Charlie touched his mouth self-consciously. "They just kind of... happen."

"Show me."

"I don't know how to make them…" Charlie thought about blood, and his fangs descended immediately. "Oh."

"Good. Now retract them."

Charlie tried to think about not-blood. About taxes. About his overdue library books. His fangs stayed firmly in place.

"I'm trying."

"Don't try. Just let them go back."

"That's the same as trying!" Charlie's words came out oddly as he tried to speak around his fangs. "Ith's like telling someone to just relax when they're thressed."

Viktor pressed his lips together, clearly fighting not to laugh at Charlie's lisp. "Okay, different approach. What makes them go away normally?"

"Fainting?"

"Besides that."

Charlie thought about it. "When I'm distracted, I guess? Like when I'm at work and focusing on not dropping change."

"So focus on something else." Viktor grabbed a book from his shelf. "Read this out loud."

Charlie took the book—some thriller about spies—and started reading. Three paragraphs in, his fangs retracted on their own.

"See? Just needed to stop thinking about it."

"Great. So my vampire power is not thinking." Charlie handed the book back. "I should be really good at that."

Viktor gave him a small smile. "Everyone starts somewhere. When I first got enhanced strength, I ripped three doors off their hinges in a week. The Organization made me practice with eggs for a month."

"Enhanced?" Charlie asked. "What does that mean?"

Viktor's smile faded. He walked to the kitchen, and Charlie thought he'd pushed too far, but then Viktor opened his refrigerator and pulled out something that made Charlie's stomach clench.

Blood bags. Medical grade, with hospital labels.

"Why do you have those?"

Viktor didn't answer the question. Instead, he set the blood bags on the coffee table between them. Charlie immediately scooted back on the couch, pressing himself against the armrest.

"We need to work on your tolerance," Viktor said, sitting in the chair across from him. "Fainting at blood will definitely get you laughed out of the vampire community."

"I can't help it."

"You can." Viktor picked up one of the bags, and Charlie's vision immediately started to tunnel.

He gripped the couch cushion, forcing himself to keep his eyes open.
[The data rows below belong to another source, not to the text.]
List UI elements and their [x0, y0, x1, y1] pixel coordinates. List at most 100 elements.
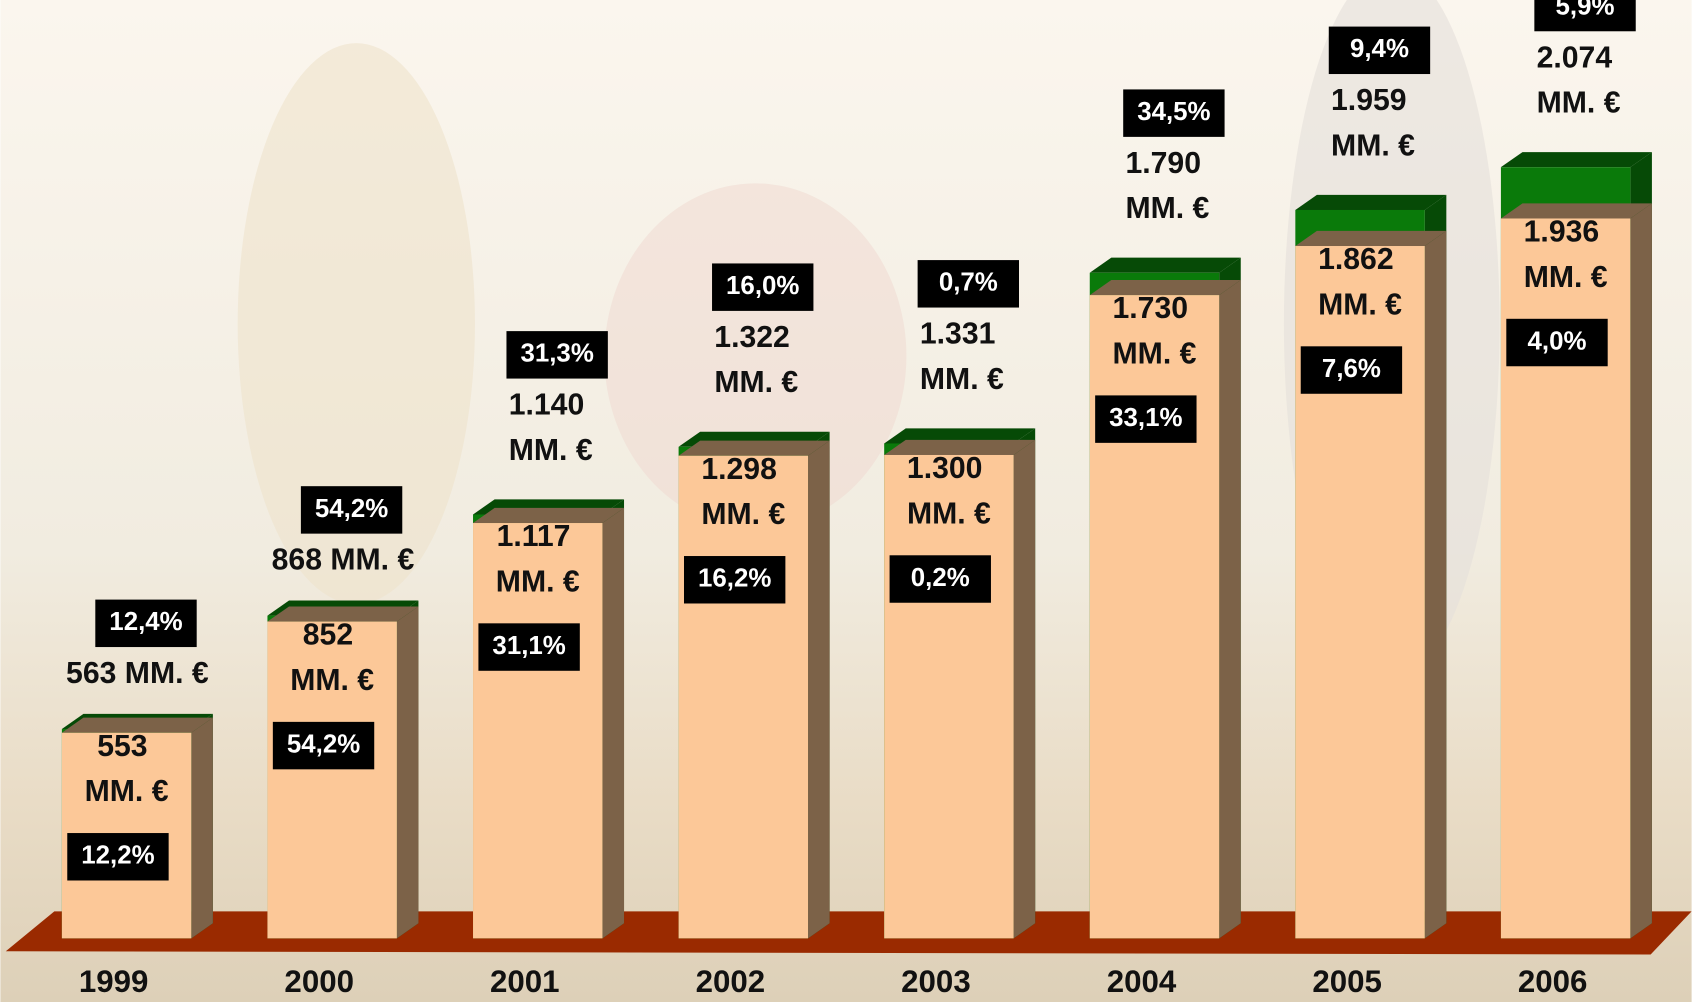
growth-label: 33,1% — [1109, 404, 1182, 432]
inner-bar-top — [1295, 230, 1447, 247]
inner-bar — [473, 523, 603, 939]
growth-label: 16,2% — [698, 565, 771, 593]
value-label-line: MM. € — [1524, 261, 1608, 294]
growth-label: 31,1% — [492, 632, 565, 660]
total-bar-top — [1500, 152, 1652, 168]
growth-box — [889, 555, 991, 603]
value-label: 1.936 MM. € — [1524, 216, 1608, 294]
value-label-line: MM. € — [714, 366, 798, 399]
floor — [5, 911, 1692, 955]
growth-box — [1534, 0, 1636, 32]
value-label-line: MM. € — [907, 497, 991, 530]
growth-box — [67, 833, 169, 881]
total-bar-top — [884, 428, 1036, 444]
value-label-line: MM. € — [920, 363, 1004, 396]
value-label: 868 MM. € — [272, 544, 415, 577]
growth-label: 0,2% — [911, 564, 970, 592]
x-tick-label: 1999 — [79, 964, 149, 999]
inner-bar-top — [267, 606, 419, 622]
value-label-line: 1.959 — [1331, 84, 1415, 117]
value-label: 553 MM. € — [85, 730, 169, 808]
value-label-line: 1.117 — [497, 520, 579, 553]
value-label-line: MM. € — [85, 775, 169, 808]
total-bar-top — [1089, 257, 1241, 273]
inner-bar-top — [678, 440, 830, 456]
value-label: 1.862 MM. € — [1318, 243, 1402, 321]
growth-box — [272, 721, 375, 770]
x-tick-label: 2002 — [696, 964, 766, 999]
value-label-line: 1.730 — [1113, 292, 1197, 325]
growth-label: 4,0% — [1528, 327, 1587, 355]
inner-bar-top — [473, 507, 625, 524]
growth-box — [712, 263, 814, 311]
growth-label: 54,2% — [287, 730, 360, 758]
growth-label: 0,7% — [939, 269, 998, 297]
value-label: 1.140 MM. € — [509, 389, 593, 467]
inner-bar-side — [191, 717, 213, 939]
value-label: 1.331 MM. € — [920, 318, 1004, 396]
x-tick-label: 2005 — [1312, 964, 1382, 999]
value-label-line: MM. € — [290, 664, 374, 697]
x-tick-label: 2000 — [284, 964, 354, 999]
value-label: 1.790 MM. € — [1125, 147, 1209, 225]
value-label-line: 1.331 — [920, 318, 1004, 351]
growth-label: 12,4% — [109, 608, 182, 636]
growth-box — [1328, 26, 1431, 75]
growth-label: 9,4% — [1350, 35, 1409, 63]
value-label-line: 1.300 — [907, 452, 991, 485]
value-label-line: 1.298 — [701, 453, 785, 486]
growth-box — [1506, 318, 1608, 367]
growth-box — [95, 599, 197, 648]
value-label-line: MM. € — [1318, 288, 1402, 321]
inner-bar-side — [396, 606, 419, 939]
value-label-line: MM. € — [701, 498, 785, 531]
growth-label: 5,9% — [1556, 0, 1615, 20]
value-label: 1.322 MM. € — [714, 321, 798, 399]
inner-bar — [884, 454, 1014, 939]
value-label-line: 1.322 — [714, 321, 798, 354]
x-tick-label: 2006 — [1518, 964, 1588, 999]
inner-bar — [267, 621, 397, 939]
value-label-line: 553 — [97, 730, 156, 763]
growth-label: 16,0% — [726, 272, 799, 300]
inner-bar-top — [61, 717, 213, 733]
growth-box — [1095, 395, 1197, 443]
inner-bar — [678, 455, 809, 939]
inner-bar-side — [1630, 203, 1652, 939]
value-label-line: MM. € — [1537, 87, 1621, 120]
x-tick-label: 2004 — [1107, 964, 1177, 999]
inner-bar-top — [1089, 279, 1241, 296]
value-label-line: MM. € — [1113, 337, 1197, 370]
value-label-line: MM. € — [1125, 192, 1209, 225]
growth-box — [300, 486, 403, 534]
value-label-line: MM. € — [1331, 129, 1415, 162]
inner-bar — [1089, 295, 1220, 939]
value-label: 1.730 MM. € — [1113, 292, 1197, 370]
inner-bar-side — [1424, 230, 1447, 939]
value-label: 852 MM. € — [290, 619, 374, 697]
growth-label: 7,6% — [1322, 355, 1381, 383]
inner-bar-side — [1219, 279, 1241, 939]
growth-label: 12,2% — [81, 842, 154, 870]
total-bar-top — [1295, 194, 1447, 210]
growth-label: 54,2% — [315, 495, 388, 523]
growth-label: 34,5% — [1137, 98, 1210, 126]
value-label: 1.117 MM. € — [496, 520, 580, 598]
inner-bar-top — [884, 439, 1036, 455]
value-label-line: MM. € — [496, 565, 580, 598]
inner-bar-side — [1013, 439, 1036, 939]
value-label-line: MM. € — [509, 434, 593, 467]
inner-bar-side — [602, 507, 625, 939]
value-label: 1.959 MM. € — [1331, 84, 1415, 162]
growth-box — [1300, 346, 1403, 394]
value-label: 563 MM. € — [66, 657, 209, 690]
value-label-line: 1.790 — [1125, 147, 1209, 180]
growth-box — [917, 260, 1020, 308]
growth-label: 31,3% — [520, 340, 593, 368]
photo-figure — [237, 43, 475, 605]
inner-bar-side — [808, 440, 830, 939]
growth-box — [506, 331, 608, 379]
x-tick-label: 2001 — [490, 964, 560, 999]
growth-box — [683, 556, 786, 604]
Viktor seemed surprised by his reaction. "I'm not even opening it."

"I'm sorry," Charlie apologized for being pathetic. "It's just—knowing what's in there—"

"It's B positive, if that helps."

"Why would that help?"

Viktor shrugged. "Some vampires have preferences. Types they respond to better." He tilted the bag, watching the blood shift inside. "What type is Simon?"

"How would I know his blood type?"

"You've fed from him twice. You can't tell?"

Charlie's face heated. Would a proper vampire have figured it out? "I don't know," he admitted.